Special Forcing Functions
5*delta(t-10).u(t-5)*sin(3*t).Resonance
Resonance occurs when the forcing frequency matches a natural frequency \(\omega_i\) (an eigenvalue of \(M^{-1}K\)). With zero damping, amplitude grows without bound. The default 2-mass example with \(m=4,\ k=16\) (uniform) gives in-phase resonance at \(\omega_1=\sqrt{k/m}=2\) rad/s; non-uniform setups shift the natural frequencies.
Normal Modes (2 Masses, uniform \(m,k\))
- In-phase mode (\(\omega_1=\sqrt{k/m}\)): both masses move together.
- Out-of-phase mode (\(\omega_2=\sqrt{3k/m}\)): masses move in opposite directions.
When \(m_1\neq m_2\) or springs differ, the mode shapes are no longer simply symmetric/antisymmetric — they're the eigenvectors of \(M^{-1}K\), and the heavier mass tends to dominate the slower mode.

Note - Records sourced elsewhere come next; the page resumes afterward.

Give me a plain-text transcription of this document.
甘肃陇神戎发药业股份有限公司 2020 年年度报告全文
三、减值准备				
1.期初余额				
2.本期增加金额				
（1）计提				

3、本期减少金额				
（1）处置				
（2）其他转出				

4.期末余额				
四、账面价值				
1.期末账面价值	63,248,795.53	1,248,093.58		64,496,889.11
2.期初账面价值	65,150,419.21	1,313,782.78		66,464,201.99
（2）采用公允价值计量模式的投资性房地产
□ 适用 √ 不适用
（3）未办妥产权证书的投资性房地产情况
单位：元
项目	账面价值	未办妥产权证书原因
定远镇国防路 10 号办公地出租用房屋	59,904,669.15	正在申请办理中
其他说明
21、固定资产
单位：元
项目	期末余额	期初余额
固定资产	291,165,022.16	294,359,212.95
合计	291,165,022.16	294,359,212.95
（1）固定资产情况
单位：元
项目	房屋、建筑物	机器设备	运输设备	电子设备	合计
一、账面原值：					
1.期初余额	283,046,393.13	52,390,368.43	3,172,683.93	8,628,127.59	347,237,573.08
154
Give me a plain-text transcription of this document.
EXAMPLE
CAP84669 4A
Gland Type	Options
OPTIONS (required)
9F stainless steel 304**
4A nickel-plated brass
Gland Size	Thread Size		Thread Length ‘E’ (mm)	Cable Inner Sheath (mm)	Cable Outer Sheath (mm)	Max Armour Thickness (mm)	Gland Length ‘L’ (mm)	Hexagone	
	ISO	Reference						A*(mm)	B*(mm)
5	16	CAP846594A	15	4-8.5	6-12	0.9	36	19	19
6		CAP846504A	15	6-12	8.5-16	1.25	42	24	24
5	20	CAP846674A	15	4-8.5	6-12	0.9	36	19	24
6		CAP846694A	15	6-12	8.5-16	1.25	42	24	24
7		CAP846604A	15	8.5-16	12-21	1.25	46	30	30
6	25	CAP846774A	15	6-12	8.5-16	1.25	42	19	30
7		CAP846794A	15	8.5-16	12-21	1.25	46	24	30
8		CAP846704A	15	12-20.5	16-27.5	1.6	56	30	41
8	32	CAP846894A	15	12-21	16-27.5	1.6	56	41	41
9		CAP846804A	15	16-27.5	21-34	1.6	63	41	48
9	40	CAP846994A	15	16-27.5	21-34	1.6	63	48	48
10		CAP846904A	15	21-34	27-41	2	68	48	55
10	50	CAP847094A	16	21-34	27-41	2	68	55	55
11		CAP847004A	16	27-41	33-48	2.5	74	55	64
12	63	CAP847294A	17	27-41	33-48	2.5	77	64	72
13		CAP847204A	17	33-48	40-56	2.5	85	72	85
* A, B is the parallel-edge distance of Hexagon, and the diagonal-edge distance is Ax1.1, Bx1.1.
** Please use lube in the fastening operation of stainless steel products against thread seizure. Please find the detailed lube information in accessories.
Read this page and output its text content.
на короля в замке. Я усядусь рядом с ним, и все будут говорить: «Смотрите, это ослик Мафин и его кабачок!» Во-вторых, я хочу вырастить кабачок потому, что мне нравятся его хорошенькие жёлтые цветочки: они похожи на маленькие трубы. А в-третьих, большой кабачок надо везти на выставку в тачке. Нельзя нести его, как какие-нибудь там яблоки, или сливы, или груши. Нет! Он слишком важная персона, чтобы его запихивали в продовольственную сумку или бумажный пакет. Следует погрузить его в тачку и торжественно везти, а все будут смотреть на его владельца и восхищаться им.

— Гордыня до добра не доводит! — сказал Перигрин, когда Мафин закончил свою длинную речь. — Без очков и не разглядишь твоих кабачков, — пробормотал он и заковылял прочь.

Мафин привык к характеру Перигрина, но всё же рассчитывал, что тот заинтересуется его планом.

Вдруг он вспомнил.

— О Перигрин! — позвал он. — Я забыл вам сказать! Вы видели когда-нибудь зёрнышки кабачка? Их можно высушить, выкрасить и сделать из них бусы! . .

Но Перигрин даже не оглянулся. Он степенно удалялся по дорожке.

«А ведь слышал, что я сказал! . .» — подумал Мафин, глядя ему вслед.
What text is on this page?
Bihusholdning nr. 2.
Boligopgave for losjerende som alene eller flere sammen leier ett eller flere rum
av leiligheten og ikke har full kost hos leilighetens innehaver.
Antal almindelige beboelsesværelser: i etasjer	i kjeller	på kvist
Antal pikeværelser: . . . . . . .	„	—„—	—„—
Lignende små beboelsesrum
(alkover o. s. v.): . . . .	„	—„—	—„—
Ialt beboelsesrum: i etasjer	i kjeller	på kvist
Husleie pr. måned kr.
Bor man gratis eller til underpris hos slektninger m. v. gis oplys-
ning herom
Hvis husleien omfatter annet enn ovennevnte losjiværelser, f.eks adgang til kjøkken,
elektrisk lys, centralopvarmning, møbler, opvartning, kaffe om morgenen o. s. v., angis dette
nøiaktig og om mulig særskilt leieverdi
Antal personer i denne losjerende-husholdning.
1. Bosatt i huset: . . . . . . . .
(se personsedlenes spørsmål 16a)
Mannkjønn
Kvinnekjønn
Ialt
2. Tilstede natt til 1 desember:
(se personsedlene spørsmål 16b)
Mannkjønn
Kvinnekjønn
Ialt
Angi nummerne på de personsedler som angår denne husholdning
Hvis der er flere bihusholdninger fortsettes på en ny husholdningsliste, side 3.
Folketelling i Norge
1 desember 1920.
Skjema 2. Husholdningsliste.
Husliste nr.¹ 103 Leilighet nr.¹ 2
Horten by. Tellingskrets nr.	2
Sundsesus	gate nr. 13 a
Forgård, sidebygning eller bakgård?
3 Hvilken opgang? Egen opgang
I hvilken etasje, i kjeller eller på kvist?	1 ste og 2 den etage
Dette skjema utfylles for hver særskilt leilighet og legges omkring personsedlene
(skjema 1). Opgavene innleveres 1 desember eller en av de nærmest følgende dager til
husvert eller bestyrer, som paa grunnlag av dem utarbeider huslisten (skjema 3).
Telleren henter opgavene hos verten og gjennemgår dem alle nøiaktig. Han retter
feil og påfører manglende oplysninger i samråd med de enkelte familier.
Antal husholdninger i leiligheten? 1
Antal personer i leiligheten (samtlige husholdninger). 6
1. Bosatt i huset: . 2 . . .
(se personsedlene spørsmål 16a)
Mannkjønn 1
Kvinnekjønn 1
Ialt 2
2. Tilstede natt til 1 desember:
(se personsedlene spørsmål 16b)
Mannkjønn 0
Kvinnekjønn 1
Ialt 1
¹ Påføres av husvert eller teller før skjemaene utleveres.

Equal initial displacements excite the in-phase mode; opposite displacements excite the out-of-phase mode. Unequal initial conditions produce beats — a periodic exchange of energy between the masses.
Numerical Method
The simulation uses the velocity Verlet (Störmer) integrator — a symplectic method that conserves energy well in undamped cases. Fixed step \(\Delta t=0.01\,\text{s}\).